Avant de prendre la tête de l’Opéra de Lyon, Richard Brunel a dirigé le Centre Dramatique National Drôme-Ardèche à Valence pendant 10 ans. “Il a un bon bilan ! Il a monté le niveau de cette scène, il a travaillé avec une sorte de troupe, des artistes de renommée nationale mais assez peu populaire. Il a délocalisé des spectacles sur le reste du territoire, dans des villages, des salles polyvalentes… Lors de sa soirée d’adieux à La Comédie, beaucoup d’artistes l’ont dépeint comme un papa poule mais avec un regard acéré”, rapporte un journaliste local. Bref, il a prouvé que l’on pouvait allier exigence artistique et ouverture à de nouveaux publics, le savant mélange que toutes les institutions culturelles cherchent à obtenir actuellement.

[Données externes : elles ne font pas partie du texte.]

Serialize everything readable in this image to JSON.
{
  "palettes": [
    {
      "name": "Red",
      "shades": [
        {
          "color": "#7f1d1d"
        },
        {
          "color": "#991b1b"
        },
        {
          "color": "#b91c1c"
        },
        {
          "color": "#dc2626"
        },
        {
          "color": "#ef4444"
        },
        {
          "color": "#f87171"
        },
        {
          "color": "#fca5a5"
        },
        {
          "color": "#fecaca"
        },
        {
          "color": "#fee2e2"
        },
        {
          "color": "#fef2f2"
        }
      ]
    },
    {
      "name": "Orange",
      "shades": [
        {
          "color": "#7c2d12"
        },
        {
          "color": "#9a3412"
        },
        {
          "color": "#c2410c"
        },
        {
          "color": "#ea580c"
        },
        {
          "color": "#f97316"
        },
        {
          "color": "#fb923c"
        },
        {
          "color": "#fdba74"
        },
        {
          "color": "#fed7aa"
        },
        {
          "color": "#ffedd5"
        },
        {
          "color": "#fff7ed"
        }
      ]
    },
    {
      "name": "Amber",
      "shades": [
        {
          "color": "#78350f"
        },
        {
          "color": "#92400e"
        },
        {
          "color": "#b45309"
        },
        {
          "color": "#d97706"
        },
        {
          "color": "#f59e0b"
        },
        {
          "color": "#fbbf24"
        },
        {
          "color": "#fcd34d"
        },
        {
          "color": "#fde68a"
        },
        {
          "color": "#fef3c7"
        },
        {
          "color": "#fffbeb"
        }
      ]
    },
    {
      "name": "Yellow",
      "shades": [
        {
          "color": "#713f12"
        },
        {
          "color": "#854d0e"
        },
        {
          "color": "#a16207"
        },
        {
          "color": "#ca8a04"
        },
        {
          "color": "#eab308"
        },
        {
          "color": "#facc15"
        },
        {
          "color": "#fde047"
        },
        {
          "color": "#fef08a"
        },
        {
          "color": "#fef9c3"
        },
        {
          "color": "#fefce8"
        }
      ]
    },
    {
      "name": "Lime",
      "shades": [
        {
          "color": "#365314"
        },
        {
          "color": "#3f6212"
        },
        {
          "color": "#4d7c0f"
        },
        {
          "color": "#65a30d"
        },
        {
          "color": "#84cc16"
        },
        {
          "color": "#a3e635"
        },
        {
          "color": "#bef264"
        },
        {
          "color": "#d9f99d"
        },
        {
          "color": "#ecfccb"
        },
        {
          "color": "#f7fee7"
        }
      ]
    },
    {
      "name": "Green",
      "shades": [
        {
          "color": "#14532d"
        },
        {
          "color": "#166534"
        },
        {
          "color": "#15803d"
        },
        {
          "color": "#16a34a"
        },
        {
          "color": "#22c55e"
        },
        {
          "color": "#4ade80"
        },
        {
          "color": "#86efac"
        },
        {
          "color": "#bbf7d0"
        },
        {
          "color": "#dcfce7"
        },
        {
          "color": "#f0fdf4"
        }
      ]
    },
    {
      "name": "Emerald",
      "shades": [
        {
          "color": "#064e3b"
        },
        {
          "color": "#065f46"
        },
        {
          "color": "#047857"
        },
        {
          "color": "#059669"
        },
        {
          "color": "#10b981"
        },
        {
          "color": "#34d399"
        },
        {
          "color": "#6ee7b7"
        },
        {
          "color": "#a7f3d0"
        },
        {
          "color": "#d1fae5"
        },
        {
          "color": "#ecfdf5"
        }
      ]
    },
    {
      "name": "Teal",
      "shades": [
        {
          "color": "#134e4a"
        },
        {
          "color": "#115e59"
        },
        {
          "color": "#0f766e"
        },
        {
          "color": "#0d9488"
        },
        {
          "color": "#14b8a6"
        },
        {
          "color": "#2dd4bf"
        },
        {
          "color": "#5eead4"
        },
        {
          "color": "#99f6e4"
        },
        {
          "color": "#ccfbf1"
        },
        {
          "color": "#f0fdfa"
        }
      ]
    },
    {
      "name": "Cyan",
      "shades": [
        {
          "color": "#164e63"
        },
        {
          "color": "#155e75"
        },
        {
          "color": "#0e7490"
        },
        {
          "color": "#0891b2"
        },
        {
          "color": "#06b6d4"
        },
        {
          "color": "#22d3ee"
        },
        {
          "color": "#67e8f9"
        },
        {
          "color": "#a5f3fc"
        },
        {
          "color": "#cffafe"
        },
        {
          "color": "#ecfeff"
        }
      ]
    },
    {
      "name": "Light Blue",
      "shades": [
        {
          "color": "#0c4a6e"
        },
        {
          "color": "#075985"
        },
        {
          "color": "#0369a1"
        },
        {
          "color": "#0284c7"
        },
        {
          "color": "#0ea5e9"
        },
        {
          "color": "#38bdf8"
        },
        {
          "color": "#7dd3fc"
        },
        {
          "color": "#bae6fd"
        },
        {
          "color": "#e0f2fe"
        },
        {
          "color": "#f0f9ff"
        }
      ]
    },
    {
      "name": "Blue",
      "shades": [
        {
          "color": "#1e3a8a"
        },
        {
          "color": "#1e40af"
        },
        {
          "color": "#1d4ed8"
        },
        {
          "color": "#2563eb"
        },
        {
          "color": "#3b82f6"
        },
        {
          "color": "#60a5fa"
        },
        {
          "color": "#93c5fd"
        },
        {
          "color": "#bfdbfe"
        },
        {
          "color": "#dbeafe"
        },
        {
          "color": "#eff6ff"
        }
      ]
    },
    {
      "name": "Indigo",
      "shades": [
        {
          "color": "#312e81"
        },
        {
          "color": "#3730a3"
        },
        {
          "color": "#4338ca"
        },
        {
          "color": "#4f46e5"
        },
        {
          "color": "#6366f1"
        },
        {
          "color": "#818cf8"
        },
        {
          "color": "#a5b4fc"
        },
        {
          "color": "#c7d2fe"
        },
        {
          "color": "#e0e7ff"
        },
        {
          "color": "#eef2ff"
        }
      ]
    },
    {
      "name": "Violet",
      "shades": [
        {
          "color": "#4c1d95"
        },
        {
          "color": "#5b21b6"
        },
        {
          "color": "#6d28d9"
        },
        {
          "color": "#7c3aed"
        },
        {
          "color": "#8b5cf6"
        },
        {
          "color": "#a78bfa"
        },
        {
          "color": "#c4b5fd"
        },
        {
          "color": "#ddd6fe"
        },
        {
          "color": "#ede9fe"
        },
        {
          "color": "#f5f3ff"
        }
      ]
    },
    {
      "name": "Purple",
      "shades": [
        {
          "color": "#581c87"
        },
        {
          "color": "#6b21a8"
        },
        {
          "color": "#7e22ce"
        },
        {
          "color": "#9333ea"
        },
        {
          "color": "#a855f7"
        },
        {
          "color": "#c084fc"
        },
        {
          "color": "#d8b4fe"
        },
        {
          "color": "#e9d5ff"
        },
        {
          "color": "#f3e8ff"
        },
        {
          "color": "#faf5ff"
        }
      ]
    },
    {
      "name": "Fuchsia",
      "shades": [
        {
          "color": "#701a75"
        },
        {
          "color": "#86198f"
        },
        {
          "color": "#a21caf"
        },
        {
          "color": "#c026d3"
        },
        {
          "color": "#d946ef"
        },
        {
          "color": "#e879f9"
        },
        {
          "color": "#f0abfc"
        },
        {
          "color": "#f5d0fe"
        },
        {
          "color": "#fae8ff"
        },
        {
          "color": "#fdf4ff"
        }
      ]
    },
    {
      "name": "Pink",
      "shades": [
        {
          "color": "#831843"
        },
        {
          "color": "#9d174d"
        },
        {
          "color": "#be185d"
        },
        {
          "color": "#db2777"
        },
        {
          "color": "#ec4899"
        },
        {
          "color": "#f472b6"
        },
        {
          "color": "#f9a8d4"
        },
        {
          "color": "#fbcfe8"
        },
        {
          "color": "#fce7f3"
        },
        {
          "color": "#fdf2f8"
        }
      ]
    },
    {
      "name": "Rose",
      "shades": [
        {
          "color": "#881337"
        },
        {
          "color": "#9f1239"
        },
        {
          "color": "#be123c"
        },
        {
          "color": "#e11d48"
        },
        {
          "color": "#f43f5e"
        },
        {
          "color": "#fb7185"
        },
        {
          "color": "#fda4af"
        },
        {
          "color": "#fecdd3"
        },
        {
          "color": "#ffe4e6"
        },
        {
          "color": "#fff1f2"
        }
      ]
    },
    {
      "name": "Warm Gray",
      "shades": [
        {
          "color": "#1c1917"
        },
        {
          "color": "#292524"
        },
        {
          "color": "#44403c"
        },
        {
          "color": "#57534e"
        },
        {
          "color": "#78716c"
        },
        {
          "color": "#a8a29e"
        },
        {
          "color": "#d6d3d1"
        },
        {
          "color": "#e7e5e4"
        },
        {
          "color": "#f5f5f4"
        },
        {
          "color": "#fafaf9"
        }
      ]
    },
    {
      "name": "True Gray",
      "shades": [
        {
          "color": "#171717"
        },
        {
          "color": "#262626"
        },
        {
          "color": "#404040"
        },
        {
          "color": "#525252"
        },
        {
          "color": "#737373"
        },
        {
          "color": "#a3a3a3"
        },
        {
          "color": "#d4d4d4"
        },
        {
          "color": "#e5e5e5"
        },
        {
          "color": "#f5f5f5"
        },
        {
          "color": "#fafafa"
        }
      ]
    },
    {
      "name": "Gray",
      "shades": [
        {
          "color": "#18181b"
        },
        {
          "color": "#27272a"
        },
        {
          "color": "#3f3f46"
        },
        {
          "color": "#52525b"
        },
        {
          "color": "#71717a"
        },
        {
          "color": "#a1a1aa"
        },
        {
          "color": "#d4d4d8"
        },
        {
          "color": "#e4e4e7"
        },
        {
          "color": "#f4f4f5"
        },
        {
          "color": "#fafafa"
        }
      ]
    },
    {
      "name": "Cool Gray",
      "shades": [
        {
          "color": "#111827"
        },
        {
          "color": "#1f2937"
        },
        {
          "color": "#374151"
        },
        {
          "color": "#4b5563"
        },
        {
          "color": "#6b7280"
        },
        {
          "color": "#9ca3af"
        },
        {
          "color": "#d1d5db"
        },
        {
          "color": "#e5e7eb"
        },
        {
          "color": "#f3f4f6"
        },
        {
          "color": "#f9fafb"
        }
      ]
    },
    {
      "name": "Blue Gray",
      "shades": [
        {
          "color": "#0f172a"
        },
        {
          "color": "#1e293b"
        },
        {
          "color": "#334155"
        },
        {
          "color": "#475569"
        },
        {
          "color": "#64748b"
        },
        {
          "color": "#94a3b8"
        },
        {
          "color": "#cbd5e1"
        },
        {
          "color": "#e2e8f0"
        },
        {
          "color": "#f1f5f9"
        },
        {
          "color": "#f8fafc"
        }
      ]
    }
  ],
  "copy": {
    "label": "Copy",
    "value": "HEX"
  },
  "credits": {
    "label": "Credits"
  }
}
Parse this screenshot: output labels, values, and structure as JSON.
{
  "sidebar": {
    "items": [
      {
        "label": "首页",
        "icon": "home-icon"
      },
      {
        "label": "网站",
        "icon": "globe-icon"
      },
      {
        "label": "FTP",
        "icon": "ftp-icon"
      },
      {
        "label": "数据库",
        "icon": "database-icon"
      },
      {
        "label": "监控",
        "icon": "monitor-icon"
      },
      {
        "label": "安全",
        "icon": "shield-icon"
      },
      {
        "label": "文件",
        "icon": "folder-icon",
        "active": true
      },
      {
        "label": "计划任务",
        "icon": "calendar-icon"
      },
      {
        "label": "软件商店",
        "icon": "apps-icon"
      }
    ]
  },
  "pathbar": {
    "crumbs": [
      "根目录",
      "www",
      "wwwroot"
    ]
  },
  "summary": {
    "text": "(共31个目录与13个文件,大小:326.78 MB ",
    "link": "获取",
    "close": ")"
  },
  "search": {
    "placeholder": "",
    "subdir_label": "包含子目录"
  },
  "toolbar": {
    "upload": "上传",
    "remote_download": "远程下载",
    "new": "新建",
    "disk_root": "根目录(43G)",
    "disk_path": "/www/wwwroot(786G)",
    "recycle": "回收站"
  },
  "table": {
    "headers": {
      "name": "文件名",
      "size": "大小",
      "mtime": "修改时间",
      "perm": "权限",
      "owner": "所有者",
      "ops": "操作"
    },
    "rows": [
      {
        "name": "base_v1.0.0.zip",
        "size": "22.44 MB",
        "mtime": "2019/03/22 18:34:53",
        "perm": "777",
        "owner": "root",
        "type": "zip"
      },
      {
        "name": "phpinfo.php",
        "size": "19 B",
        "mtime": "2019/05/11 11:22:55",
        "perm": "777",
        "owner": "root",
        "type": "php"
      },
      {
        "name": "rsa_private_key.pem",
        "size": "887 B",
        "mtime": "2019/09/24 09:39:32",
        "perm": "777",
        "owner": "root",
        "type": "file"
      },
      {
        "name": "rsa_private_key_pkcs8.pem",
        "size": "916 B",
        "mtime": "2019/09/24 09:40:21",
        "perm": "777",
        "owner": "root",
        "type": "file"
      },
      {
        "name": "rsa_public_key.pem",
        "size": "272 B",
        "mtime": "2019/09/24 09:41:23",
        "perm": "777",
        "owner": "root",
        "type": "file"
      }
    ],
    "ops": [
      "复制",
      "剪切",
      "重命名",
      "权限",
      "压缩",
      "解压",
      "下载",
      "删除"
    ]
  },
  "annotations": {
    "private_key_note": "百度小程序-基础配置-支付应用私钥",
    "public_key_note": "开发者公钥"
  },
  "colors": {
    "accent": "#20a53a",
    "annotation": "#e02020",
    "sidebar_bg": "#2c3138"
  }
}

Mais alors que lui reproche-t-on ? D’être un homme de théâtre à la tête d’une institution musicale ! “Dans le petit monde lyrique, on se disait tous qu’il faudrait une pointure pour succéder à Serge Dorny. Richard Brunel n’a dirigé qu’un Centre Dramatique jusqu’ici, ce n’est pas le même métier, ce ne sont pas les mêmes budgets…”, analyse le critique musical. Ce ne sont pas non plus les mêmes maisons : entre 70 et 90 équivalents temps plein à la Comédie de Valence contre 360 à l’Opéra de Lyon. Quant à Richard Brunel, il défend son bilan et s’appuie sur la vingtaine d’opéras qu’il a mis en scène au festival d’Aix, à l’Opéra Comique, à la Monnaie… “Vous pouvez parler avec les chefs d’orchestre. Aucun ne s’est plaint en termes de lecture de la musique ou de considération de musique. Au contraire, ils ont voulu retravailler avec moi. Quand on ne vient pas du sérail, on est toujours critiqué”, lance-t-il un brin agacé.